Along with this, Citigroup CEO has reiterated on its promise of returning at least $60bn to investors in the next few years through buyback and dividends.
Citigroup Dividends: An Interesting Tale
On January 18, 2018, Citigroup doubled its dividend of $0.16 to $0.32 after receiving Fed approval for its $15.6bn share buyback program. This is the largest ever share repurchase announced by Citi since its 2005 buyback of $15bn. In June 2016, Citigroup had boosted its dividends to $0.16 from $0.05 – a total three-fold rise.

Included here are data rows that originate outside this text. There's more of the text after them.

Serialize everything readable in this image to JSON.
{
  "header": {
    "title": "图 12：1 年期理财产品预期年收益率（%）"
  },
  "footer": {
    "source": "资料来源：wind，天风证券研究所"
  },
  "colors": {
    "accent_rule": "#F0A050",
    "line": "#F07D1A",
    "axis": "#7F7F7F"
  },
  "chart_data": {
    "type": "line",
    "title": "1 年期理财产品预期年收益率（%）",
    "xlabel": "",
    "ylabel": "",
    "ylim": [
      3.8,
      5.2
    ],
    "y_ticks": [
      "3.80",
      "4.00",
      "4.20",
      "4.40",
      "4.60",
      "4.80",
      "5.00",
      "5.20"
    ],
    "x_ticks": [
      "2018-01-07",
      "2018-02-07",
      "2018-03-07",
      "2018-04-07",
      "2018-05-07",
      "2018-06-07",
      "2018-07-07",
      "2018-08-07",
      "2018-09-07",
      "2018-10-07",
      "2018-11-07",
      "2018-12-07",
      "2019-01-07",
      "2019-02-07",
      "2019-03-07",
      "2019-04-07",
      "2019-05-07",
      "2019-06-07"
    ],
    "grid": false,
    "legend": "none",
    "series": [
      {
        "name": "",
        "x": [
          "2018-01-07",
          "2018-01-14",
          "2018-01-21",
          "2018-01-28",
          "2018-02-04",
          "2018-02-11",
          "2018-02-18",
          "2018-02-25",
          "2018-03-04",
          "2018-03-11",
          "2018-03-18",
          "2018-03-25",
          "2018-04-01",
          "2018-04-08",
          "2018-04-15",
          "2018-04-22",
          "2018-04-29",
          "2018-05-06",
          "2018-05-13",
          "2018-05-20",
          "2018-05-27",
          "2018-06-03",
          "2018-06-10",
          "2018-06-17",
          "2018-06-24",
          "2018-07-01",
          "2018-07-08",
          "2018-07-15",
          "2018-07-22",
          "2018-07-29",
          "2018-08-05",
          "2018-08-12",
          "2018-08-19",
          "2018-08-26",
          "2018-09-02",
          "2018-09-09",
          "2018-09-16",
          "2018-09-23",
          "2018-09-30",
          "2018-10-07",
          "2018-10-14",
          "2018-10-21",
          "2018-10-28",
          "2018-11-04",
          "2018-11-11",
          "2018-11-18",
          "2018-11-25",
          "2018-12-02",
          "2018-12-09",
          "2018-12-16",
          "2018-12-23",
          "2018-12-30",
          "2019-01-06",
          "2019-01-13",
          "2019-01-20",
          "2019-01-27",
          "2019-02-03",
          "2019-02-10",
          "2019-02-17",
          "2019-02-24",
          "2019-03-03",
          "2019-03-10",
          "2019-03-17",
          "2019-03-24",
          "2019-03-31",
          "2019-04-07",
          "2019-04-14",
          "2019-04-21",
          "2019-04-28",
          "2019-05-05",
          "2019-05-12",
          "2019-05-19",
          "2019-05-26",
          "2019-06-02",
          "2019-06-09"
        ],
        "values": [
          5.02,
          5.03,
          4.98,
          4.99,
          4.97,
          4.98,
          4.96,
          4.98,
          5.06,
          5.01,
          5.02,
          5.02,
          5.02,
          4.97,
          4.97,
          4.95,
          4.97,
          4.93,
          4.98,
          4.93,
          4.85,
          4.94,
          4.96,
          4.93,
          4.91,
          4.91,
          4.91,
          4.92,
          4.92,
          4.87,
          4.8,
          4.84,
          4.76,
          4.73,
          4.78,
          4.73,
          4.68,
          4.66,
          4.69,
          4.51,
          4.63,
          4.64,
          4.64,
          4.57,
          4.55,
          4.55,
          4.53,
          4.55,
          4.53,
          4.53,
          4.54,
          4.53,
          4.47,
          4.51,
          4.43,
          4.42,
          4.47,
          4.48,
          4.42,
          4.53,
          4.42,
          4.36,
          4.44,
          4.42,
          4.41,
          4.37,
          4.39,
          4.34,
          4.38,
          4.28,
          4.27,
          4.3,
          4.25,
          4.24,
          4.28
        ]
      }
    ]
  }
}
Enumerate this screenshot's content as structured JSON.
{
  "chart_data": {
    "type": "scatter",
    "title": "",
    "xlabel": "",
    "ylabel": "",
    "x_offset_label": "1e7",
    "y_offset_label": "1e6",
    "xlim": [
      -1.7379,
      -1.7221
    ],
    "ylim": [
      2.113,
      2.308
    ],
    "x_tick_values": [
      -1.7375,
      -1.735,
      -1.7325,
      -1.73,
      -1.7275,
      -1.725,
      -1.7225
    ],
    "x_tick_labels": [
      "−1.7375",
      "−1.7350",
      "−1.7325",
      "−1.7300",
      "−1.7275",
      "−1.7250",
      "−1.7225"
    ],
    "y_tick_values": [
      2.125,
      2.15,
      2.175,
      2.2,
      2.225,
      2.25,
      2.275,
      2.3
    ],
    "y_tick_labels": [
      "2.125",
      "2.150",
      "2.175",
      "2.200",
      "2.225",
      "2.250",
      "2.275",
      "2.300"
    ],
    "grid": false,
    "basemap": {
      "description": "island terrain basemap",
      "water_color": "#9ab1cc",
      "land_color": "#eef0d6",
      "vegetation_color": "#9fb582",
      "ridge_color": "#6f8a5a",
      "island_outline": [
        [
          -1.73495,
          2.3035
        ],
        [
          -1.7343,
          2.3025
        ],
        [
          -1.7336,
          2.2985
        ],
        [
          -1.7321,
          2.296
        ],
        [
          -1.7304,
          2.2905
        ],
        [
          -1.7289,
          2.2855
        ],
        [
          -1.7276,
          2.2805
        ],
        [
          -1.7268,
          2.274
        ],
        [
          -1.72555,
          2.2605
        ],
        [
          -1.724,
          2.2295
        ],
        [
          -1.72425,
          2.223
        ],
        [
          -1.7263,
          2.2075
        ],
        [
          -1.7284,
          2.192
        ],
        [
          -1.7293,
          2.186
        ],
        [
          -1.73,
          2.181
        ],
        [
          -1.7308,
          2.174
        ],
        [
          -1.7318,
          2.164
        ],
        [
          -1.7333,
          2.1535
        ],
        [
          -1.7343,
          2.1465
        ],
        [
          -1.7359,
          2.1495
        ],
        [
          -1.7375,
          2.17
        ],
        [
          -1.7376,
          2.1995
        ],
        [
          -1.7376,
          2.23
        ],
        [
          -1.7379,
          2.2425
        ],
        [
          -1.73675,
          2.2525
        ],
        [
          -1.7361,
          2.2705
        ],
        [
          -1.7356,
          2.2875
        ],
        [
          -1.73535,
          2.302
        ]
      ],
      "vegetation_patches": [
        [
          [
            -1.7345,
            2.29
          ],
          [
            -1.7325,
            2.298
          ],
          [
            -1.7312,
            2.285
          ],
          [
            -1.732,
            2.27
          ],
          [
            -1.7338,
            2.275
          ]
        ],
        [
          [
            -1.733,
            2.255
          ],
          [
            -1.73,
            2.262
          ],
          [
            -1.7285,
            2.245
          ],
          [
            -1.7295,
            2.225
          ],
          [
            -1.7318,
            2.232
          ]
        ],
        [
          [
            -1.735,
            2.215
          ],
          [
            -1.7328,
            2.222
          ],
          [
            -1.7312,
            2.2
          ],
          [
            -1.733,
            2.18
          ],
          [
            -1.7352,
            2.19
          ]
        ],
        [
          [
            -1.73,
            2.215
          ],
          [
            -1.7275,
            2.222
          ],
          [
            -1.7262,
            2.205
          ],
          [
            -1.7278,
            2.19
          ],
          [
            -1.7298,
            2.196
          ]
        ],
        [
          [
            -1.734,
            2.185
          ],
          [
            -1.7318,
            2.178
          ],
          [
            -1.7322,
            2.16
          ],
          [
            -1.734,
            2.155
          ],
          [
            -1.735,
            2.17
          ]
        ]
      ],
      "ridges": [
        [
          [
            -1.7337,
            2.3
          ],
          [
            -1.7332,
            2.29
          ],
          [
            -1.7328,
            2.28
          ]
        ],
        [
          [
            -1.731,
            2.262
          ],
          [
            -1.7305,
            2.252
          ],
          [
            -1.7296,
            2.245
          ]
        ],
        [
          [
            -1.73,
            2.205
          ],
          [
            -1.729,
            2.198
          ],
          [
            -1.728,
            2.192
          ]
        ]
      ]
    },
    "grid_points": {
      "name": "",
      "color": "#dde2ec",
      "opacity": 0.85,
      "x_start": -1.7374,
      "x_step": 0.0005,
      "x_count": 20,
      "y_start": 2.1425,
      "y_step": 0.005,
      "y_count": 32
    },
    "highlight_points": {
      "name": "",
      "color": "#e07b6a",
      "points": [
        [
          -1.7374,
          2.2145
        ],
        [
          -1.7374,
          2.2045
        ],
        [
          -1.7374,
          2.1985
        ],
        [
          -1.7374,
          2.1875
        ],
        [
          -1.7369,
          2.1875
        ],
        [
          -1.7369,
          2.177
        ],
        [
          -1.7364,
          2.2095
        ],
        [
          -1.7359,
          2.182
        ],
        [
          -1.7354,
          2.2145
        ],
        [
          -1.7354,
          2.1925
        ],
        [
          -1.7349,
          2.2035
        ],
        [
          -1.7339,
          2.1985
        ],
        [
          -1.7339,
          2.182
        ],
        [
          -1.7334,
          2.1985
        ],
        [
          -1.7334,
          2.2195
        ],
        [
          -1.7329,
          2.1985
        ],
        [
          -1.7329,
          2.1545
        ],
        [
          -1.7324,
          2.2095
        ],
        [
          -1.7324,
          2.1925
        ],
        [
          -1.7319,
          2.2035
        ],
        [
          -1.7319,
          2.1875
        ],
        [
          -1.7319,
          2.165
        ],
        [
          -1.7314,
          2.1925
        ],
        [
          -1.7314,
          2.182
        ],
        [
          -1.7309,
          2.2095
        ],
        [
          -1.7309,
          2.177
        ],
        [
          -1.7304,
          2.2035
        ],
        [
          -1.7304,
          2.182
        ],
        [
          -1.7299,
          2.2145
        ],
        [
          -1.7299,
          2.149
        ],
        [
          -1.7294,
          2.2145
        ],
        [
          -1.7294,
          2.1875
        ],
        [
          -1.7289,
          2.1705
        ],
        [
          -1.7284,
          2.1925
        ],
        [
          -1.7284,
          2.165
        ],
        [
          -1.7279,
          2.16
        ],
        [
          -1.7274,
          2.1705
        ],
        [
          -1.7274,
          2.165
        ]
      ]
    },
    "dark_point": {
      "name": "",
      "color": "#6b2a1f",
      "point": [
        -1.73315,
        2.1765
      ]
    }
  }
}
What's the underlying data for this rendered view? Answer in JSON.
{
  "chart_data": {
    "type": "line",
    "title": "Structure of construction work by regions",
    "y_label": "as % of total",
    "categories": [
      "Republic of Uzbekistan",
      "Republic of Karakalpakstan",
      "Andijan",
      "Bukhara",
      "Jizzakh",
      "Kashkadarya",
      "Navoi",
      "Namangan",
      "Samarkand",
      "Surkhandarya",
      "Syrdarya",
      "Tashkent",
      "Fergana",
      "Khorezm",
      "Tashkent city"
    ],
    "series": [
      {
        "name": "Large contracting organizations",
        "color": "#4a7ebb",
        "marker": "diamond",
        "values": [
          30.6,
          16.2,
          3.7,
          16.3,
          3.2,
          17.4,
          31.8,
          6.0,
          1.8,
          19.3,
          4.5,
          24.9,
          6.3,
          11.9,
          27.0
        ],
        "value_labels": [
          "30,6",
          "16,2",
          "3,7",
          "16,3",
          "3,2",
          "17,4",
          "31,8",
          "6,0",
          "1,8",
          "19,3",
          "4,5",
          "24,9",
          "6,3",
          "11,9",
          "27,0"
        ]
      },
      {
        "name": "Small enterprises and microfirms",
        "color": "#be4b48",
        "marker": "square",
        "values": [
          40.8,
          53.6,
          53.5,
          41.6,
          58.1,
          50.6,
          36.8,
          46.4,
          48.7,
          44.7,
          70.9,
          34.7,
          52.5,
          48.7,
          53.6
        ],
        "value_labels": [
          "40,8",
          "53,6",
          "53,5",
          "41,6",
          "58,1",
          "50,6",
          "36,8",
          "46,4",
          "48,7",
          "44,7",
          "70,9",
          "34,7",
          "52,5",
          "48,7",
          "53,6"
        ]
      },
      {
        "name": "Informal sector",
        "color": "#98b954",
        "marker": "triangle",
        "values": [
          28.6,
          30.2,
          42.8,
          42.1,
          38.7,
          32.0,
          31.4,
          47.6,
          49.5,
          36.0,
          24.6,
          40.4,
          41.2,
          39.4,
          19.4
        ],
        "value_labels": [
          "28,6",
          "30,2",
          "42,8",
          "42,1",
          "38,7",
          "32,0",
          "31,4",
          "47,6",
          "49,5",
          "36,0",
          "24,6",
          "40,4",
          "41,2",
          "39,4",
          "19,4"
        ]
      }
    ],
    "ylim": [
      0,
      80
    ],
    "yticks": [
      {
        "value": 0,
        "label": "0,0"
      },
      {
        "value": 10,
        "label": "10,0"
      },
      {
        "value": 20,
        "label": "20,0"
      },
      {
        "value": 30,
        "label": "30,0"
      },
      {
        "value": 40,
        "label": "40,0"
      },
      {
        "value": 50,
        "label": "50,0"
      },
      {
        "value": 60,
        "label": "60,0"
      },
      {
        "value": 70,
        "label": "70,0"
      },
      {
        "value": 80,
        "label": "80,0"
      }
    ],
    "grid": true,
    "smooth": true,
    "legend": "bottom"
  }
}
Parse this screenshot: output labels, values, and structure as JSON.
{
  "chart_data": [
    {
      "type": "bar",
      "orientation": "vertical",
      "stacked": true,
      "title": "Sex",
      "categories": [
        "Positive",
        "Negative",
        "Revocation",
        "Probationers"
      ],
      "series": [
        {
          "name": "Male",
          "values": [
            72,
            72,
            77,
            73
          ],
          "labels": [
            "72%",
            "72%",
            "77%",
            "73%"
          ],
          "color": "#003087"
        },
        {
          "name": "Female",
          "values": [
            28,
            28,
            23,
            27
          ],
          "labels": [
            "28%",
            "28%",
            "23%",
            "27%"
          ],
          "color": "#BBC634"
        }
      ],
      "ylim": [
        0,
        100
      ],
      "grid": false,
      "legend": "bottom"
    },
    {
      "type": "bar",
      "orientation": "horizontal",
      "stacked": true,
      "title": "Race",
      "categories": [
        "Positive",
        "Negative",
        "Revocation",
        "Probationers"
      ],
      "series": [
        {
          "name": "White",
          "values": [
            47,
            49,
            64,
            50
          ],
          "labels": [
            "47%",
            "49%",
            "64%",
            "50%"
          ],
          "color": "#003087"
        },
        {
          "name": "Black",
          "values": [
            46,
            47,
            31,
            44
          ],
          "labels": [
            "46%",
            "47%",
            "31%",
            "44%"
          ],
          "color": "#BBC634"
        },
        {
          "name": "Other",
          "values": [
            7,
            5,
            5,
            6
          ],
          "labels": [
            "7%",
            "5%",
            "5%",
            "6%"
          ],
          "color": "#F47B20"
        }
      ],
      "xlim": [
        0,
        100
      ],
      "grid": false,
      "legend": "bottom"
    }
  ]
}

Prior to the financial depression in 2008-09, Citigroup was known for paying high dividends to the tune of $5.4 per share. During the crisis, it slashed its dividend down to $0.1 in February 2009 and did not pay any till June 2011. Post this, it kept its payout at a minuscule $0.01 till 2015 when it finally raised it to $0.05. Its current dividend yield is 1.88% and shareholders can expect an upward momentum in his regard.
Where Does Citi Stand with other Top Banks?
Comparing Citigroup with Bank of America, both have performed well in terms of their stock rise in 2017. Citigroup has increased 15% while Bank of America has grown by 26%. Citi’s forward earnings multiple is less than 10 while BAC is at 11%. Both banks provide a decent dividend yield of more than 1.5%, with Citi’s slightly higher at 1.87%. This makes Citigroup a better buy.
The impending trade war due to Trump’s policy also had an impact on Citigroup shares due to its geographic exposures (it has banking licenses in more than 100 countries). Hence, its stock growth was down last year compared to JPMorgan Chase (NYSE: JPM) and Bank of America (NYSE: BAC).